I was co-leading European Financial Services at a private equity fund. It was intense, high-stakes work that taught me a lot about scaling businesses. That world gave me incredible exposure, but I wanted to create, not just optimise. I wanted to deliver value, not just extract it.
I’ve always been driven by the urge to build something meaningful from scratch. That clarity landed for me one morning in my last job, when I asked myself, ‘If I made it to the top here, would I be happy with my career?’ The answer was no, so I knew I had to make a change.

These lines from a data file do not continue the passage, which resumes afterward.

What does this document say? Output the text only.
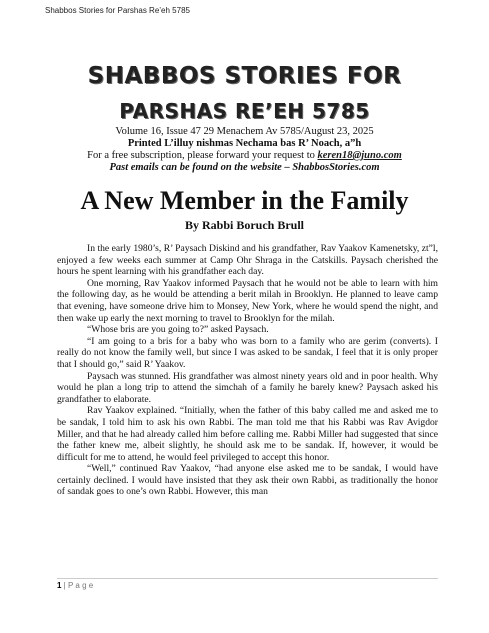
Shabbos Stories for Parshas Re’eh 5785
SHABBOS STORIES FOR
PARSHAS RE’EH 5785
Volume 16, Issue 47 29 Menachem Av 5785/August 23, 2025
Printed L’illuy nishmas Nechama bas R’ Noach, a”h
For a free subscription, please forward your request to keren18@juno.com
Past emails can be found on the website – ShabbosStories.com
A New Member in the Family
By Rabbi Boruch Brull

In the early 1980’s, R’ Paysach Diskind and his grandfather, Rav Yaakov Kamenetsky, zt”l, enjoyed a few weeks each summer at Camp Ohr Shraga in the Catskills. Paysach cherished the hours he spent learning with his grandfather each day.

One morning, Rav Yaakov informed Paysach that he would not be able to learn with him the following day, as he would be attending a berit milah in Brooklyn. He planned to leave camp that evening, have someone drive him to Monsey, New York, where he would spend the night, and then wake up early the next morning to travel to Brooklyn for the milah.

“Whose bris are you going to?” asked Paysach.

“I am going to a bris for a baby who was born to a family who are gerim (converts). I really do not know the family well, but since I was asked to be sandak, I feel that it is only proper that I should go,” said R’ Yaakov.

Paysach was stunned. His grandfather was almost ninety years old and in poor health. Why would he plan a long trip to attend the simchah of a family he barely knew? Paysach asked his grandfather to elaborate.

Rav Yaakov explained. “Initially, when the father of this baby called me and asked me to be sandak, I told him to ask his own Rabbi. The man told me that his Rabbi was Rav Avigdor Miller, and that he had already called him before calling me. Rabbi Miller had suggested that since the father knew me, albeit slightly, he should ask me to be sandak. If, however, it would be difficult for me to attend, he would feel privileged to accept this honor.

“Well,” continued Rav Yaakov, “had anyone else asked me to be sandak, I would have certainly declined. I would have insisted that they ask their own Rabbi, as traditionally the honor of sandak goes to one’s own Rabbi. However, this man

1 | P a g e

Entrepreneurship offers a different kind of challenge - to be successful, you must lead through inspiration, assemble a team that believes in a shared mission and not just envision a better way, but actually deliver it. So, I left to build something different. Something better.
Are there any technologies you've found useful?
We’re big on keeping our stack lean but powerful. Beyond Slack, GSuite and HubSpot, we are experimenting with Copilot, Claude Code, Cursor and ChatGPT to streamline operations throughout the business from tech to GTM. I’m constantly asked by entrepreneurs what banks are the best - for scalability, security and ease of use, Wise is head and shoulders above the rest. And HSBC Innovation Banking for credibility with enterprise sales.
I am not sure I could get much done without Superhuman to optimise my inbox. It’s great. Although I also want to try Fyxer…
What is the future vision?
Payroll-embedded solutions will be the next big shift in both employee benefits and financial services, and there’s a £10bn business to be created in the space. We’re building the platform that will lead that charge.